Agricultural Research Service

Title: Fermentaton and Formulation: Crucial Focus Areas for Expediting the Development of Biocontrol Products

item Schisler, David

Submitted to: National Fusarium Head Blight Forum Proceedings
Publication Type: Abstract Only
Publication Acceptance Date: December 13, 2005
Publication Date: December 11, 2005
Citation: Schisler, D.A. 2005. Fermentaton and formulation: Crucial focus areas for expediting the development of biocontrol products. National Fusarium Head Blight Forum Proceedings. p. 231.

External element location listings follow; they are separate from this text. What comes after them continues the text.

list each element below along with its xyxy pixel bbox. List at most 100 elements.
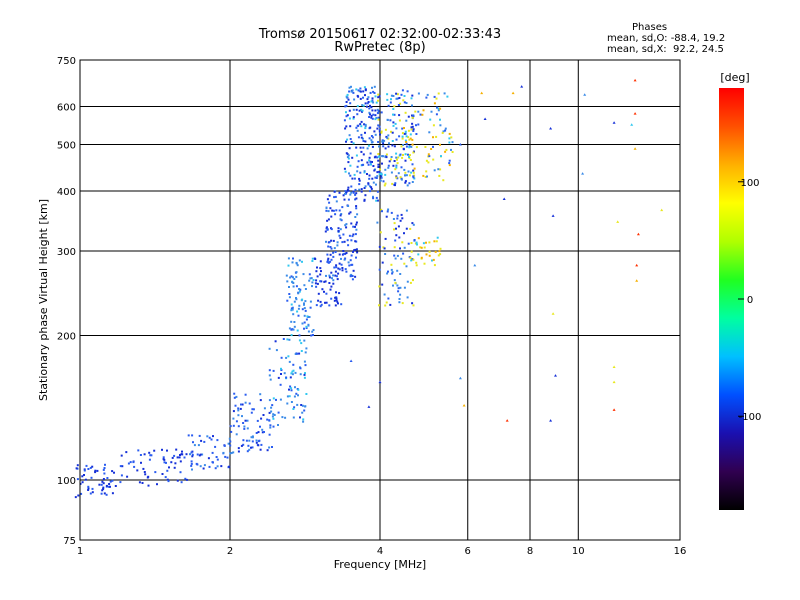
data-point bbox=[226, 456, 229, 459]
data-point bbox=[359, 97, 362, 100]
data-point bbox=[407, 136, 410, 139]
data-point bbox=[356, 129, 359, 132]
data-point bbox=[372, 197, 375, 200]
data-point bbox=[280, 356, 283, 359]
data-point bbox=[399, 102, 402, 105]
data-point bbox=[395, 152, 398, 155]
data-point bbox=[237, 409, 240, 412]
data-point bbox=[399, 176, 402, 179]
data-point bbox=[368, 107, 371, 110]
data-point bbox=[425, 241, 427, 244]
data-point bbox=[407, 153, 409, 156]
data-point bbox=[359, 123, 362, 126]
data-point bbox=[127, 462, 130, 465]
data-point bbox=[297, 307, 300, 310]
data-point bbox=[147, 475, 150, 478]
data-point bbox=[100, 492, 103, 495]
data-point bbox=[401, 127, 404, 130]
data-point bbox=[378, 268, 381, 271]
data-point bbox=[612, 408, 616, 411]
data-point bbox=[404, 174, 407, 177]
data-point bbox=[329, 260, 332, 263]
data-point bbox=[373, 156, 376, 159]
data-point bbox=[422, 242, 425, 245]
data-point bbox=[280, 373, 282, 375]
data-point bbox=[387, 104, 390, 107]
data-point bbox=[392, 113, 394, 116]
data-point bbox=[305, 393, 308, 395]
data-point bbox=[373, 92, 376, 94]
data-point bbox=[451, 151, 454, 153]
data-point bbox=[344, 190, 347, 193]
data-point bbox=[344, 257, 347, 260]
data-point bbox=[354, 240, 357, 243]
data-point bbox=[448, 132, 451, 135]
data-point bbox=[366, 161, 369, 164]
data-point bbox=[364, 185, 367, 188]
data-point bbox=[345, 115, 348, 118]
data-point bbox=[372, 113, 375, 116]
data-point bbox=[237, 450, 240, 453]
data-point bbox=[432, 158, 435, 161]
data-point bbox=[354, 198, 357, 201]
data-point bbox=[393, 246, 396, 249]
data-point bbox=[237, 407, 240, 410]
data-point bbox=[299, 416, 301, 419]
data-point bbox=[411, 138, 414, 141]
data-point bbox=[298, 259, 301, 262]
data-point bbox=[401, 135, 404, 138]
data-point bbox=[384, 304, 387, 307]
data-point bbox=[342, 233, 345, 236]
data-point bbox=[320, 280, 323, 283]
data-point bbox=[298, 290, 301, 293]
data-point bbox=[369, 91, 372, 94]
data-point bbox=[268, 433, 271, 436]
data-point bbox=[180, 453, 183, 456]
data-point bbox=[432, 145, 434, 148]
data-point bbox=[353, 173, 356, 176]
data-point bbox=[327, 218, 330, 221]
data-point bbox=[398, 301, 401, 304]
data-point bbox=[413, 177, 416, 180]
data-point bbox=[305, 347, 308, 350]
data-point bbox=[287, 257, 290, 260]
data-point bbox=[251, 446, 254, 449]
data-point bbox=[325, 209, 328, 212]
data-point bbox=[296, 329, 299, 332]
data-point bbox=[437, 107, 440, 110]
data-point bbox=[244, 401, 247, 404]
data-point bbox=[288, 338, 291, 341]
data-point bbox=[439, 124, 442, 127]
data-point bbox=[261, 431, 264, 434]
data-point bbox=[312, 279, 315, 281]
data-point bbox=[192, 441, 194, 444]
data-point bbox=[335, 297, 338, 300]
data-point bbox=[162, 458, 165, 461]
data-point bbox=[446, 95, 449, 98]
data-point bbox=[196, 453, 199, 456]
data-point bbox=[411, 143, 414, 146]
data-point bbox=[374, 118, 377, 121]
data-point bbox=[375, 199, 378, 202]
data-point bbox=[274, 340, 277, 343]
data-point bbox=[381, 283, 384, 286]
data-point bbox=[367, 163, 370, 166]
data-point bbox=[215, 456, 218, 458]
data-point bbox=[250, 436, 253, 439]
data-point bbox=[394, 281, 397, 284]
data-point bbox=[377, 124, 380, 127]
data-point bbox=[359, 146, 362, 149]
data-point bbox=[315, 304, 318, 307]
data-point bbox=[375, 177, 378, 179]
data-point bbox=[398, 298, 401, 300]
data-point bbox=[392, 95, 395, 97]
data-point bbox=[396, 214, 399, 217]
data-point bbox=[352, 225, 355, 228]
data-point bbox=[327, 261, 330, 264]
data-point bbox=[83, 469, 86, 472]
data-point bbox=[126, 475, 129, 478]
data-point bbox=[392, 108, 395, 110]
data-point bbox=[284, 416, 287, 419]
data-point bbox=[309, 306, 312, 309]
data-point bbox=[330, 228, 333, 231]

Technical Abstract: Developing an effective, commercially successful biological control product is a complex, labor-intensive undertaking. The process must begin with a carefully crafted microbial selection procedure, proceed by employing biomass production protocols that optimize product quantity and quality, and end with devising a product formulation that preserves shelf-life, aids product delivery, and enhances bioactivity. Selection procedures that require prospective microbial biocontrol agents to possess both efficacy and amenability to production in liquid culture enhance the likelihood of selecting agents with improved commercial development potential. Scale-up of biomass production procedures must optimize product yield without compromise of product efficacy and amenability to stabilization and formulation. Considerations critical to designing successful formulations of microbial biomass are many fold and include designing production processes that enhance biomass amenability to formulation; an awareness of the mode of action of the microbial agent; durability of the life-stage to be formulated; the physical, chemical, and biological characteristics present on the application target; and the equipment used for field application. Solutions to these formulation considerations will not necessarily be compatible. Data from several systems for biologically controlling plant pests, with emphasis on the biological control of Fusarium head blight of wheat, will be used to demonstrate many of these concepts.